Para entonces, con los alumnos de arquitectura hacíamos ejercicios de observación vial e investigaciones de fin de curso. En San Francisco había sido probablemente el primer jovenzuelo con licencia desde los 16. (Era un deleite manejar en la Capital). Décadas después, siendo sociólogo, no se me podía escapar que en cada calle de mi país, a diferencia de otras, de urbes y países donde había vivido, confluyen por lo menos tres perspectivas culturales diferentes y conflictivas de parte de los conductores (sin incluir la cultura del tigueraje); y, además, varios modos de interactuar entre los conductores y diferentes usuarios de las vías. De eso se trata el libro. En las vías públicas coexisten por lo menos tres lenguajes directrices, que también, a menudo, confligen, sin que autoridades ni usuarios se percaten. Lo más común es, digamos, que en cualquier intersección coinciden conductores orientados por la cultura urbana formal y letrada, y los de la cultura del burro, el cual, por no ser tan bruto como se le imputa, siempre trata de abreviar por el camino más corto, independientemente de si hay alguna señalización vial que lo prohíba. Ocurre que nuestras ciudades están habitadas por gentes de tres o más subculturas. Y por personas carentes de toda moderación y respeto a la ley, que usan los espacios públicos desde perspectivas y concepciones muy distintas.

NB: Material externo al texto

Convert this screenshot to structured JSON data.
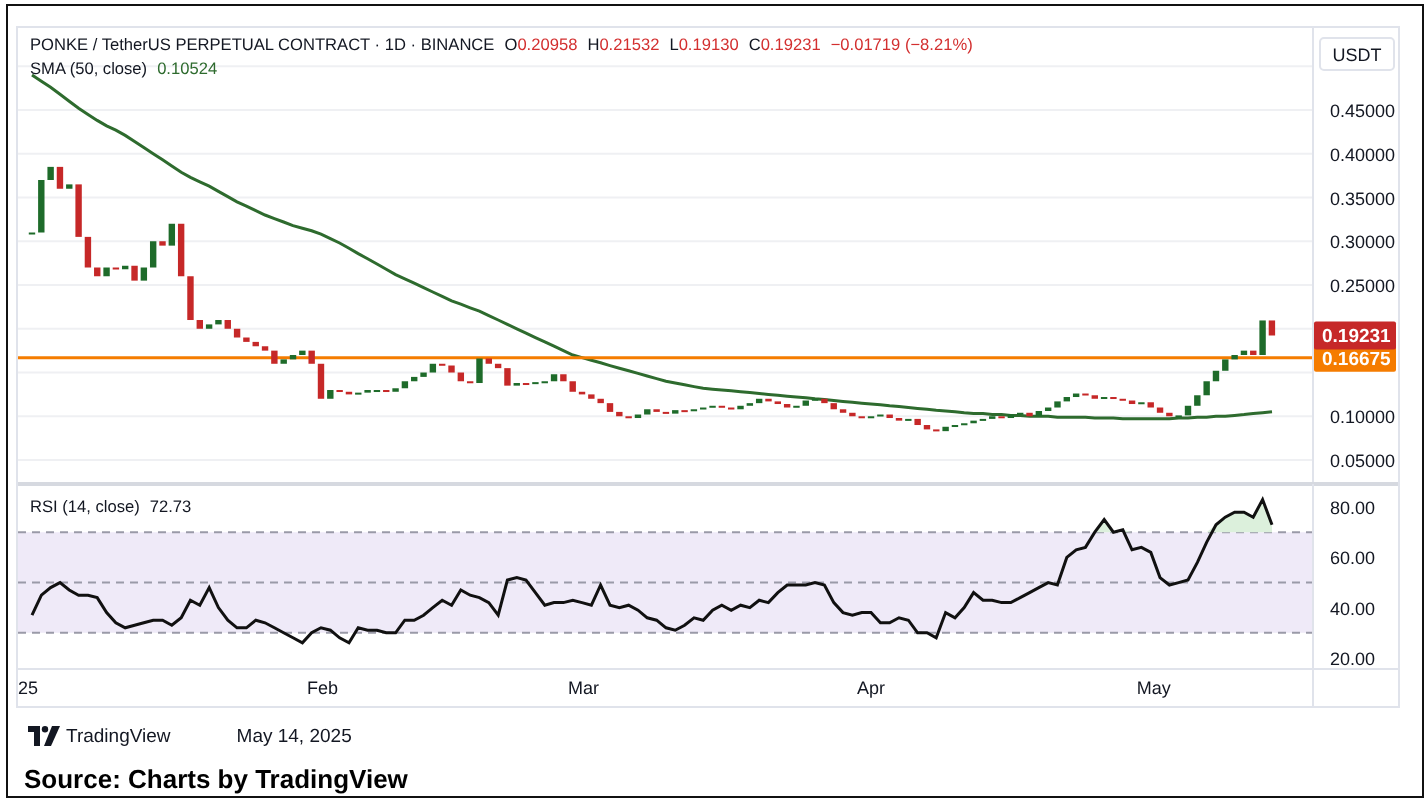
{
  "price_pane": {
    "legend": {
      "symbol": "PONKE / TetherUS PERPETUAL CONTRACT · 1D · BINANCE",
      "ohlc": [
        {
          "key": "O",
          "value": "0.20958"
        },
        {
          "key": "H",
          "value": "0.21532"
        },
        {
          "key": "L",
          "value": "0.19130"
        },
        {
          "key": "C",
          "value": "0.19231"
        }
      ],
      "change": "−0.01719 (−8.21%)"
    },
    "indicator_value": "0.10524",
    "currency_button": "USDT",
    "last_price": {
      "label": "0.19231",
      "color": "#c62828"
    },
    "chart_data": {
      "type": "line",
      "grid": true,
      "ylim": [
        0.0226,
        0.5437
      ],
      "yticks": [
        {
          "value": 0.05,
          "label": "0.05000"
        },
        {
          "value": 0.1,
          "label": "0.10000"
        },
        {
          "value": 0.25,
          "label": "0.25000"
        },
        {
          "value": 0.3,
          "label": "0.30000"
        },
        {
          "value": 0.35,
          "label": "0.35000"
        },
        {
          "value": 0.4,
          "label": "0.40000"
        },
        {
          "value": 0.45,
          "label": "0.45000"
        }
      ],
      "series": [
        {
          "name": "SMA (50, close)",
          "color": "#2e6b2e",
          "values": [
            0.49,
            0.483,
            0.476,
            0.468,
            0.46,
            0.452,
            0.445,
            0.438,
            0.432,
            0.427,
            0.421,
            0.414,
            0.407,
            0.4,
            0.393,
            0.386,
            0.379,
            0.373,
            0.368,
            0.363,
            0.357,
            0.351,
            0.345,
            0.34,
            0.335,
            0.33,
            0.326,
            0.322,
            0.318,
            0.315,
            0.312,
            0.308,
            0.303,
            0.298,
            0.292,
            0.286,
            0.28,
            0.274,
            0.268,
            0.262,
            0.257,
            0.252,
            0.247,
            0.242,
            0.237,
            0.232,
            0.228,
            0.224,
            0.22,
            0.215,
            0.21,
            0.205,
            0.2,
            0.195,
            0.19,
            0.185,
            0.18,
            0.175,
            0.17,
            0.167,
            0.164,
            0.161,
            0.158,
            0.155,
            0.152,
            0.149,
            0.146,
            0.143,
            0.14,
            0.138,
            0.136,
            0.134,
            0.132,
            0.131,
            0.13,
            0.129,
            0.128,
            0.127,
            0.126,
            0.125,
            0.124,
            0.123,
            0.122,
            0.121,
            0.12,
            0.119,
            0.118,
            0.117,
            0.116,
            0.115,
            0.114,
            0.113,
            0.112,
            0.111,
            0.11,
            0.109,
            0.108,
            0.107,
            0.106,
            0.105,
            0.104,
            0.103,
            0.103,
            0.102,
            0.102,
            0.101,
            0.101,
            0.1,
            0.1,
            0.1,
            0.099,
            0.099,
            0.099,
            0.099,
            0.098,
            0.098,
            0.098,
            0.097,
            0.097,
            0.097,
            0.097,
            0.097,
            0.097,
            0.098,
            0.098,
            0.099,
            0.099,
            0.1,
            0.1,
            0.101,
            0.102,
            0.103,
            0.104,
            0.105
          ]
        }
      ],
      "ref_lines": [
        {
          "axis": "y",
          "value": 0.16675,
          "label": "0.16675",
          "color": "#f57c00"
        }
      ]
    }
  },
  "rsi_pane": {
    "legend_value": "72.73",
    "chart_data": {
      "type": "line",
      "ylim": [
        16,
        89.2
      ],
      "categories": [
        "25",
        null,
        null,
        null,
        null,
        null,
        null,
        null,
        null,
        null,
        null,
        null,
        null,
        null,
        null,
        null,
        null,
        null,
        null,
        null,
        null,
        null,
        null,
        null,
        null,
        null,
        null,
        null,
        null,
        null,
        null,
        "Feb",
        null,
        null,
        null,
        null,
        null,
        null,
        null,
        null,
        null,
        null,
        null,
        null,
        null,
        null,
        null,
        null,
        null,
        null,
        null,
        null,
        null,
        null,
        null,
        null,
        null,
        null,
        null,
        "Mar",
        null,
        null,
        null,
        null,
        null,
        null,
        null,
        null,
        null,
        null,
        null,
        null,
        null,
        null,
        null,
        null,
        null,
        null,
        null,
        null,
        null,
        null,
        null,
        null,
        null,
        null,
        null,
        null,
        null,
        null,
        "Apr",
        null,
        null,
        null,
        null,
        null,
        null,
        null,
        null,
        null,
        null,
        null,
        null,
        null,
        null,
        null,
        null,
        null,
        null,
        null,
        null,
        null,
        null,
        null,
        null,
        null,
        null,
        null,
        null,
        null,
        "May",
        null,
        null,
        null,
        null,
        null,
        null,
        null,
        null,
        null,
        null,
        null,
        null,
        null
      ],
      "yticks": [
        {
          "value": 20,
          "label": "20.00"
        },
        {
          "value": 40,
          "label": "40.00"
        },
        {
          "value": 60,
          "label": "60.00"
        },
        {
          "value": 80,
          "label": "80.00"
        }
      ],
      "series": [
        {
          "name": "RSI (14, close)",
          "color": "#111111",
          "values": [
            37,
            45,
            48,
            50,
            47,
            45,
            45,
            44,
            38,
            34,
            32,
            33,
            34,
            35,
            35,
            33,
            36,
            43,
            41,
            48,
            40,
            35,
            32,
            32,
            35,
            34,
            32,
            30,
            28,
            26,
            30,
            32,
            31,
            28,
            26,
            32,
            31,
            31,
            30,
            30,
            35,
            35,
            37,
            40,
            43,
            41,
            47,
            45,
            44,
            42,
            37,
            51,
            52,
            51,
            46,
            41,
            42,
            42,
            43,
            42,
            41,
            49,
            41,
            40,
            41,
            39,
            36,
            35,
            32,
            31,
            33,
            36,
            35,
            39,
            41,
            39,
            41,
            40,
            43,
            42,
            46,
            49,
            49,
            49,
            50,
            49,
            42,
            38,
            37,
            38,
            38,
            34,
            34,
            36,
            35,
            30,
            30,
            28,
            38,
            36,
            40,
            46,
            43,
            43,
            42,
            42,
            44,
            46,
            48,
            50,
            49,
            60,
            63,
            64,
            70,
            75,
            70,
            71,
            63,
            64,
            62,
            52,
            49,
            50,
            51,
            58,
            66,
            73,
            76,
            78,
            78,
            76,
            83,
            73
          ]
        }
      ],
      "bands": [
        {
          "axis": "y",
          "from": 30,
          "to": 70,
          "color": "#efeaf8"
        }
      ],
      "ref_lines": [
        {
          "axis": "y",
          "value": 70,
          "color": "#9a9aa8"
        },
        {
          "axis": "y",
          "value": 50,
          "color": "#9a9aa8"
        },
        {
          "axis": "y",
          "value": 30,
          "color": "#9a9aa8"
        }
      ]
    }
  },
  "footer": {
    "brand": "TradingView",
    "date": "May 14, 2025"
  },
  "source": "Source: Charts by TradingView"
}
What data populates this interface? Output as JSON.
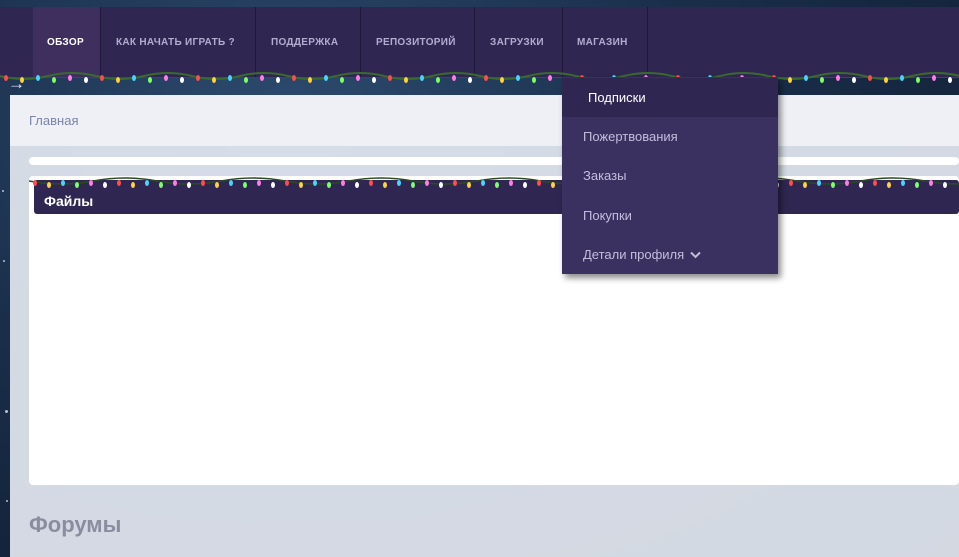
{
  "nav": {
    "tabs": [
      {
        "label": "ОБЗОР",
        "active": true
      },
      {
        "label": "КАК НАЧАТЬ ИГРАТЬ ?"
      },
      {
        "label": "ПОДДЕРЖКА"
      },
      {
        "label": "РЕПОЗИТОРИЙ"
      },
      {
        "label": "ЗАГРУЗКИ"
      },
      {
        "label": "МАГАЗИН"
      }
    ]
  },
  "breadcrumb": {
    "home_label": "Главная"
  },
  "dropdown": {
    "items": [
      {
        "label": "Подписки",
        "active": true
      },
      {
        "label": "Пожертвования"
      },
      {
        "label": "Заказы"
      },
      {
        "label": "Покупки"
      },
      {
        "label": "Детали профиля"
      }
    ]
  },
  "files": {
    "title": "Файлы"
  },
  "forums": {
    "title": "Форумы"
  },
  "icons": {
    "back": "arrow-right-icon",
    "profile_chevron": "chevron-down-icon"
  },
  "colors": {
    "nav_bg": "#2f2751",
    "dropdown_bg": "#3b3160",
    "breadcrumb_bg": "#eef0f6",
    "text_muted": "#7a83a8"
  }
}
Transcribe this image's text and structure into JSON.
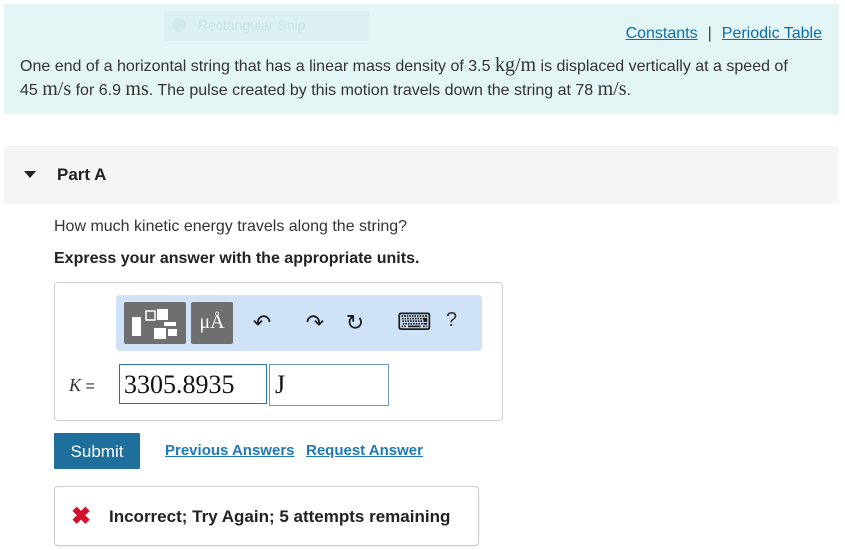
{
  "overlay": {
    "snip_label": "Rectangular Snip"
  },
  "header": {
    "constants_label": "Constants",
    "separator": "|",
    "periodic_table_label": "Periodic Table"
  },
  "problem": {
    "t1": "One end of a horizontal string that has a linear mass density of 3.5",
    "unit_kg_m": "kg/m",
    "t2": "is displaced vertically at a speed of",
    "t3": "45",
    "unit_m_s_1": "m/s",
    "t4": "for 6.9",
    "unit_ms": "ms",
    "t5": ". The pulse created by this motion travels down the string at 78",
    "unit_m_s_2": "m/s",
    "t6": "."
  },
  "part": {
    "title": "Part A",
    "question": "How much kinetic energy travels along the string?",
    "instruction": "Express your answer with the appropriate units."
  },
  "toolbar": {
    "units_label": "μÅ",
    "undo_glyph": "↶",
    "redo_glyph": "↷",
    "reset_glyph": "↻",
    "keyboard_glyph": "⌨",
    "help_label": "?",
    "icons": [
      "templates-icon",
      "units-icon",
      "undo-icon",
      "redo-icon",
      "reset-icon",
      "keyboard-icon",
      "help-icon"
    ]
  },
  "answer": {
    "variable": "K",
    "equals": "=",
    "value": "3305.8935",
    "unit": "J"
  },
  "actions": {
    "submit_label": "Submit",
    "previous_answers_label": "Previous Answers",
    "request_answer_label": "Request Answer"
  },
  "feedback": {
    "icon": "✖",
    "message": "Incorrect; Try Again; 5 attempts remaining"
  },
  "colors": {
    "problem_bg": "#e4f5f5",
    "link": "#0a6fa8",
    "submit_bg": "#1e6f9c",
    "toolbar_bg": "#cfe2f8",
    "error": "#d0102b"
  }
}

Posiblemente lo más lamentable sea que administradores y vigilantes del espacio urbano de, por ejemplo, Santo Domingo, quienes teniendo a su cargo diseño, normativización, señalización, y la vigilancia de las vías y los espacios públicos, carecen de conceptos viales y espaciales fundamentales. A eso se debe, principalmente, que la Charles Summer no está diseñada para la función que se le ha establecido, del flujo de vehículos pesados desde el Centro capitalino hacia el Norte y el Cibao; debido a que el elevado de la Churchill-Kennedy no fue diseñado para esos vehículos; careciendo, la Charles, además, de la más elemental regulación del enorme flujo, por ser el único acceso franco hacia Los Prados y San Gerónimo. Aparte del Price-smart, comercios, talleres, gasolineras, ventorros, gomeros, basurales, y demás. Careciendo de la necesaria vigilancia e intervención de AMET, la PN y el ADN; permitiéndose estacionamiento en los dos sentidos en los mal acabados y poco definidos carriles, causándose taponamientos insufribles en sentidos este y oeste.
El problema es conceptual: Los responsables del tránsito urbano no entienden que “La Charles” no es una simple calle o “avenida”, sino un importante tramo de acceso hacia la “autopista Duarte”, por donde circulan vehículos pesados hacia el interior, y un conector entre el Centro capitalino y varios barrios o zonas residenciales de la ciudad, entre otras funciones.